研究課題
細胞集団の1細胞ずつの性格を明らかにし、真の細胞状態を把握することは生物学の研究にとって非常に重要である。本研究では微量/1細胞トランスクリプトーム解析法を開発すると共に、それを用いたがん幹細胞と免疫細胞の細胞集団の階層性を明らかにし、真の細胞状態を把握することで将来的に臨床研究に役立てることを目的とする。1、2年度はDNA/RNA hybrid primerを用いた単一細胞トランスクリプトームの精度の向上に努めた。一方、単一細胞トランスクリプトーム法では1細胞ずつのコンストラクトを作製するものであるが、本研究において数百以上の1細胞の遺伝子発現を同時に観察出来る革新的な技術(Nx1-seq)を開発した。バーコード化されたオリゴdTビーズに1細胞由来のmRNAを容積20ピコリットルのウェル中で結合させる。この方法により数千個から数万個の複数の単一細胞を解析することが出来る。また、この方法は前法よりも効果的にデータを得られることから、この方法を用いて新たにがん細胞株、末梢血単核球の1細胞遺伝子解析を行った。その結果、がん細胞株では数百から数千の個々の1細胞の遺伝子発現情報が得られると共に、1細胞からの約1万個種類の遺伝子について解析出来た。
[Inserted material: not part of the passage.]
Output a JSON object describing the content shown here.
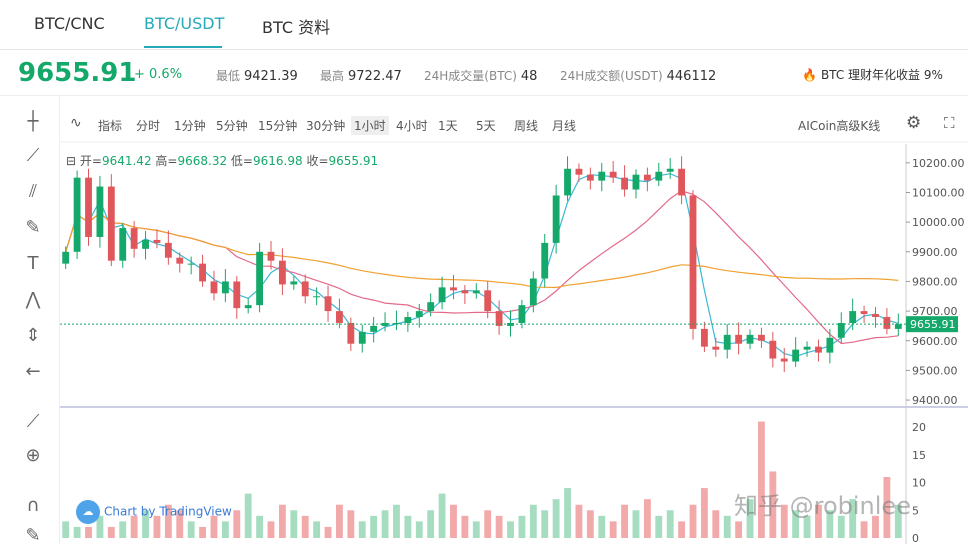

同一がん細胞株間の1細胞同士の相関は0.85以上で良好であった。一方、末梢血単核球は単球、T細胞、B細胞、NK細胞にクラスタリングされこの方法により細胞の多様性が測定出来る事が明らかとなった。さらにこの方法により得たがん細胞株のデータを基にクラスタリング解析し、がん幹細胞と考えられる細胞から特異的/選択的に発現するマーカーを同定した。今後、得られた結果を基に細胞の階層性ならびに分化メカニズムを明らかにする。応用として癌免疫治療におけるモニタリングにおいて単細胞トランスクリプトーム解析を行い細胞の変化と効果を検証する。
27年度が最終年度であるため、記入しない。